It's curtains for Incab Industries

Richa Mishra

New Delhi , April 8

ALL roads for reviving Incab Industries Ltd seem to have closed. Finding that repeated attempts to revive the company have failed, the Board for Industrial and Financial Reconstruction (BIFR) has confirmed its opinion on winding up the company.

In its recent order the Bench observed that, "It is noticed that this case has been pending with the Board for more than five years and there is no fully tied-up rehabilitation proposal available for consideration."

The Bench further noted that, "Even the change of management which was attempted three times has not yielded any fruitful response for revival of the company. We, therefore, conclude that the present promoters and others concerned are neither serious nor resourceful enough to revive the company." Incab Industries was declared sick in April 2000. State Bank of India was appointed as the operating agency (OA) to examine the viability of the company and formulate a rehabilitation scheme based on the company's proposal for its revival, if found viable.
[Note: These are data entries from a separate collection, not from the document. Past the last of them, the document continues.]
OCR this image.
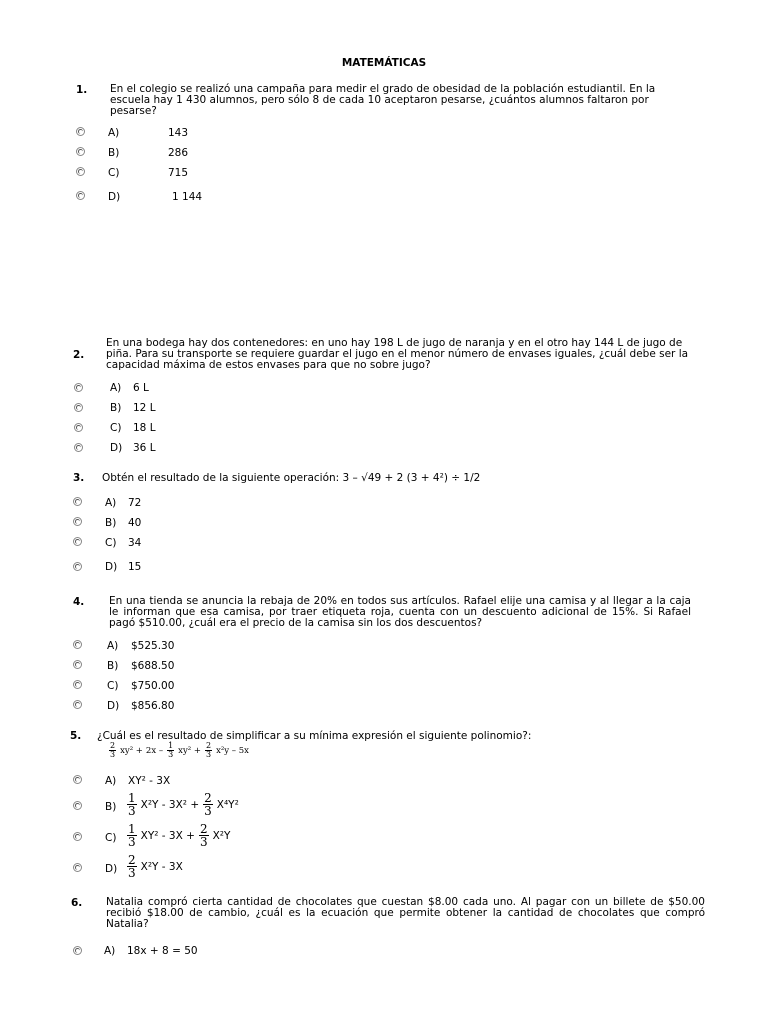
MATEMÁTICAS
1. En el colegio se realizó una campaña para medir el grado de obesidad de la población estudiantil. En la escuela hay 1 430 alumnos, pero sólo 8 de cada 10 aceptaron pesarse, ¿cuántos alumnos faltaron por pesarse?
A)	143
B)	286
C)	715
D)	1 144
En una bodega hay dos contenedores: en uno hay 198 L de jugo de naranja y en el otro hay 144 L de jugo de piña. Para su transporte se requiere guardar el jugo en el menor número de envases iguales, ¿cuál debe ser la capacidad máxima de estos envases para que no sobre jugo?
2.
A) 6 L
B) 12 L
C) 18 L
D) 36 L
3. Obtén el resultado de la siguiente operación: 3 – √49 + 2 (3 + 4²) ÷ 1/2
A) 72
B) 40
C) 34
D) 15
4. En una tienda se anuncia la rebaja de 20% en todos sus artículos. Rafael elije una camisa y al llegar a la caja le informan que esa camisa, por traer etiqueta roja, cuenta con un descuento adicional de 15%. Si Rafael pagó $510.00, ¿cuál era el precio de la camisa sin los dos descuentos?
A) $525.30
B) $688.50
C) $750.00
D) $856.80
5. ¿Cuál es el resultado de simplificar a su mínima expresión el siguiente polinomio?:
$\frac{2}{3} xy^2 + 2x - \frac{1}{3} xy^2 + \frac{2}{3} x^2y - 5x$
A) XY² - 3X
$B) \frac{1}{3} X^2Y - 3X^2 + \frac{2}{3} X^4Y^2$
$C) \frac{1}{3} XY^2 - 3X + \frac{2}{3} X^2Y$
$D) \frac{2}{3} X^2Y - 3X$
6. Natalia compró cierta cantidad de chocolates que cuestan $8.00 cada uno. Al pagar con un billete de $50.00 recibió $18.00 de cambio, ¿cuál es la ecuación que permite obtener la cantidad de chocolates que compró Natalia?
A) 18x + 8 = 50
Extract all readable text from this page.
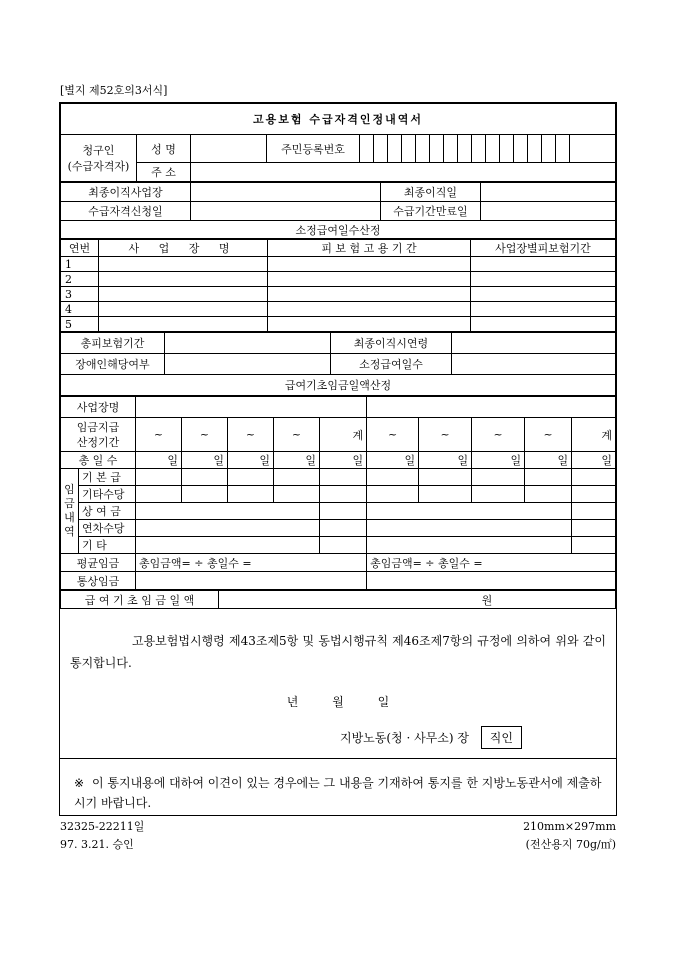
[별지 제52호의3서식]
고용보험 수급자격인정내역서																			

청구인
(수급자격자)	성 명		주민등록번호																
	주 소																		
최종이직사업장		최종이직일	
수급자격신청일		수급기간만료일	
소정급여일수산정			
연번	사 업 장 명	피 보 험 고 용 기 간	사업장별피보험기간
1			
2			
3			
4			
5			
총피보험기간		최종이직시연령	
장애인해당여부		소정급여일수	
급여기초임금일액산정			
사업장명											

임금지급
산정기간		~	~	~	~	계	~	~	~	~	계
총 일 수		일	일	일	일	일	일	일	일	일	일

임
금
내
역	기 본 급										
	기타수당										
	상 여 금										
	연차수당										
	기 타										
평균임금		총임금액= ÷ 총일수 =					총임금액= ÷ 총일수 =				
통상임금											
급 여 기 초 임 금 일 액	원
고용보험법시행령 제43조제5항 및 동법시행규칙 제46조제7항의 규정에 의하여 위와 같이 통지합니다.
년 월 일
지방노동(청 · 사무소) 장 직인
※ 이 통지내용에 대하여 이견이 있는 경우에는 그 내용을 기재하여 통지를 한 지방노동관서에 제출하시기 바랍니다.
32325-22211일
97. 3.21. 승인
210mm×297mm
(전산용지 70g/㎡)
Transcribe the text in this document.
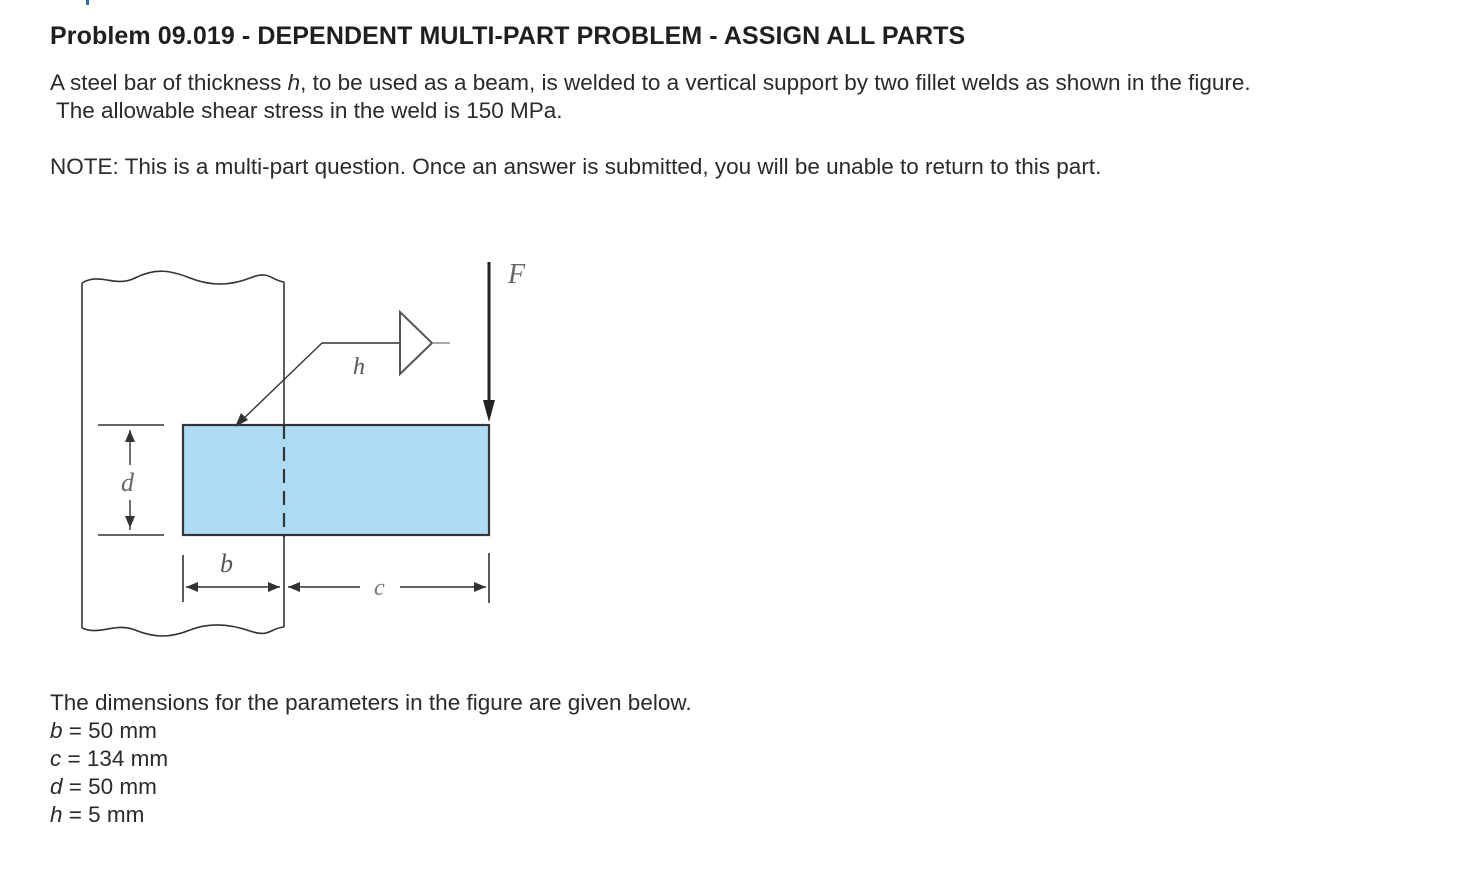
Problem 09.019 - DEPENDENT MULTI-PART PROBLEM - ASSIGN ALL PARTS
A steel bar of thickness h, to be used as a beam, is welded to a vertical support by two fillet welds as shown in the figure.
The allowable shear stress in the weld is 150 MPa.
NOTE: This is a multi-part question. Once an answer is submitted, you will be unable to return to this part.
F
h
d
b
c
The dimensions for the parameters in the figure are given below.
b = 50 mm
c = 134 mm
d = 50 mm
h = 5 mm
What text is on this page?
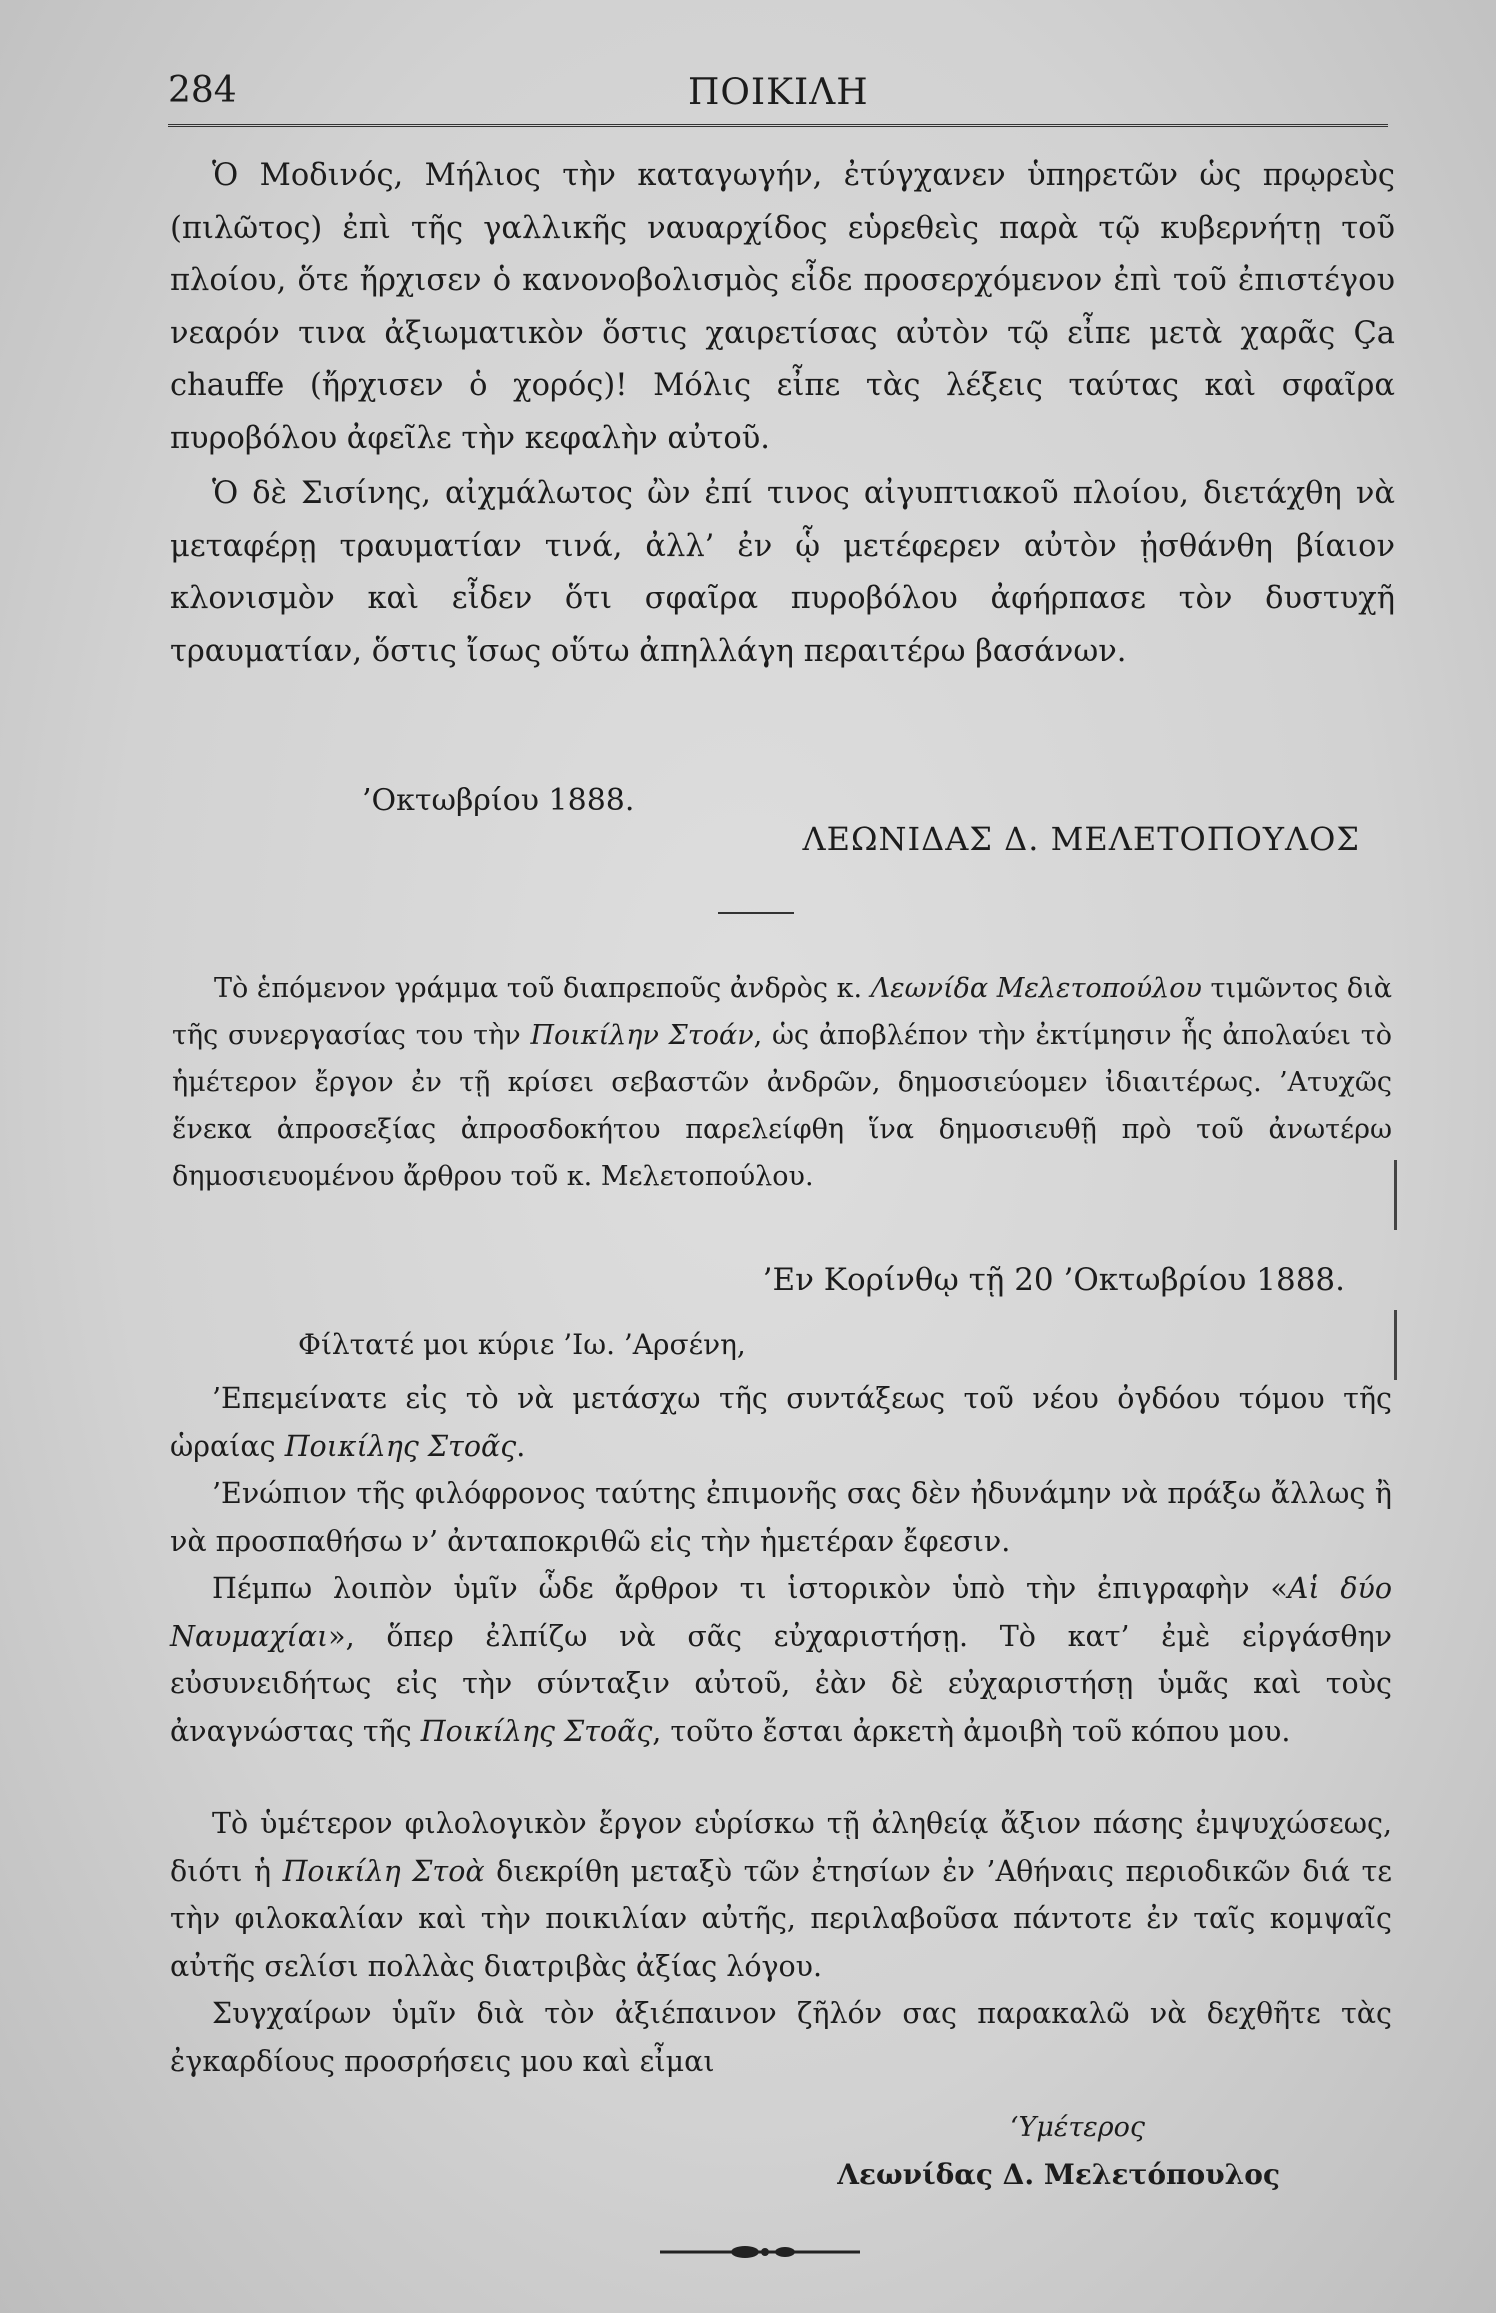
284	ΠΟΙΚΙΛΗ

Ὁ Μοδινός, Μήλιος τὴν καταγωγήν, ἐτύγχανεν ὑπηρετῶν ὡς πρῳρεὺς (πιλῶτος) ἐπὶ τῆς γαλλικῆς ναυαρχίδος εὑρεθεὶς παρὰ τῷ κυβερνήτῃ τοῦ πλοίου, ὅτε ἤρχισεν ὁ κανονοβολισμὸς εἶδε προσερχόμενον ἐπὶ τοῦ ἐπιστέγου νεαρόν τινα ἀξιωματικὸν ὅστις χαιρετίσας αὐτὸν τῷ εἶπε μετὰ χαρᾶς Ça chauffe (ἤρχισεν ὁ χορός)! Μόλις εἶπε τὰς λέξεις ταύτας καὶ σφαῖρα πυροβόλου ἀφεῖλε τὴν κεφαλὴν αὐτοῦ.

Ὁ δὲ Σισίνης, αἰχμάλωτος ὢν ἐπί τινος αἰγυπτιακοῦ πλοίου, διετάχθη νὰ μεταφέρῃ τραυματίαν τινά, ἀλλ’ ἐν ᾧ μετέφερεν αὐτὸν ᾐσθάνθη βίαιον κλονισμὸν καὶ εἶδεν ὅτι σφαῖρα πυροβόλου ἀφήρπασε τὸν δυστυχῆ τραυματίαν, ὅστις ἴσως οὕτω ἀπηλλάγη περαιτέρω βασάνων.

’Οκτωβρίου 1888.
ΛΕΩΝΙΔΑΣ Δ. ΜΕΛΕΤΟΠΟΥΛΟΣ

Τὸ ἑπόμενον γράμμα τοῦ διαπρεποῦς ἀνδρὸς κ. Λεωνίδα Μελετοπούλου τιμῶντος διὰ τῆς συνεργασίας του τὴν Ποικίλην Στοάν, ὡς ἀποβλέπον τὴν ἐκτίμησιν ἧς ἀπολαύει τὸ ἡμέτερον ἔργον ἐν τῇ κρίσει σεβαστῶν ἀνδρῶν, δημοσιεύομεν ἰδιαιτέρως. ’Ατυχῶς ἕνεκα ἀπροσεξίας ἀπροσδοκήτου παρελείφθη ἵνα δημοσιευθῇ πρὸ τοῦ ἀνωτέρω δημοσιευομένου ἄρθρου τοῦ κ. Μελετοπούλου.

’Εν Κορίνθῳ τῇ 20 ’Οκτωβρίου 1888.
Φίλτατέ μοι κύριε ’Ιω. ’Αρσένη,

’Επεμείνατε εἰς τὸ νὰ μετάσχω τῆς συντάξεως τοῦ νέου ὀγδόου τόμου τῆς ὡραίας Ποικίλης Στοᾶς.

’Ενώπιον τῆς φιλόφρονος ταύτης ἐπιμονῆς σας δὲν ἠδυνάμην νὰ πράξω ἄλλως ἢ νὰ προσπαθήσω ν’ ἀνταποκριθῶ εἰς τὴν ἡμετέραν ἔφεσιν.

Πέμπω λοιπὸν ὑμῖν ὧδε ἄρθρον τι ἱστορικὸν ὑπὸ τὴν ἐπιγραφὴν «Αἱ δύο Ναυμαχίαι», ὅπερ ἐλπίζω νὰ σᾶς εὐχαριστήσῃ. Τὸ κατ’ ἐμὲ εἰργάσθην εὐσυνειδήτως εἰς τὴν σύνταξιν αὐτοῦ, ἐὰν δὲ εὐχαριστήσῃ ὑμᾶς καὶ τοὺς ἀναγνώστας τῆς Ποικίλης Στοᾶς, τοῦτο ἔσται ἀρκετὴ ἀμοιβὴ τοῦ κόπου μου.

Τὸ ὑμέτερον φιλολογικὸν ἔργον εὑρίσκω τῇ ἀληθείᾳ ἄξιον πάσης ἐμψυχώσεως, διότι ἡ Ποικίλη Στοὰ διεκρίθη μεταξὺ τῶν ἐτησίων ἐν ’Αθήναις περιοδικῶν διά τε τὴν φιλοκαλίαν καὶ τὴν ποικιλίαν αὐτῆς, περιλαβοῦσα πάντοτε ἐν ταῖς κομψαῖς αὐτῆς σελίσι πολλὰς διατριβὰς ἀξίας λόγου.

Συγχαίρων ὑμῖν διὰ τὸν ἀξιέπαινον ζῆλόν σας παρακαλῶ νὰ δεχθῆτε τὰς ἐγκαρδίους προσρήσεις μου καὶ εἶμαι

‘Υμέτερος
Λεωνίδας Δ. Μελετόπουλος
In its order dated July 25, 2003, the Board, after noting that change of management was advertised three times instead of normal practice of once, but without any favourable outcome, formed a prima facie opinion that the company was not able to make its net worth positive within a reasonable time.

The Board, accordingly, issued a show-cause notice (SCN) for winding up of the company. After considering objections and suggestions on the SCN in the hearing held in October 2003, the Bench had noted that the company had not been able to come forward with a fully tied-up rehabilitation proposal despite adequate time and opportunities available to them to show their seriousness in reviving the company. However, another opportunity was given to the company, with a view to make one more effort for its revival.

At the recent hearing, the Bench said, "Incab Industries is not likely to make its net worth exceed its accumulated losses within a reasonable time while meeting all its financial obligations, and the company as a result thereof is not likely to become viable in future and that it is in public interest that it is wound up."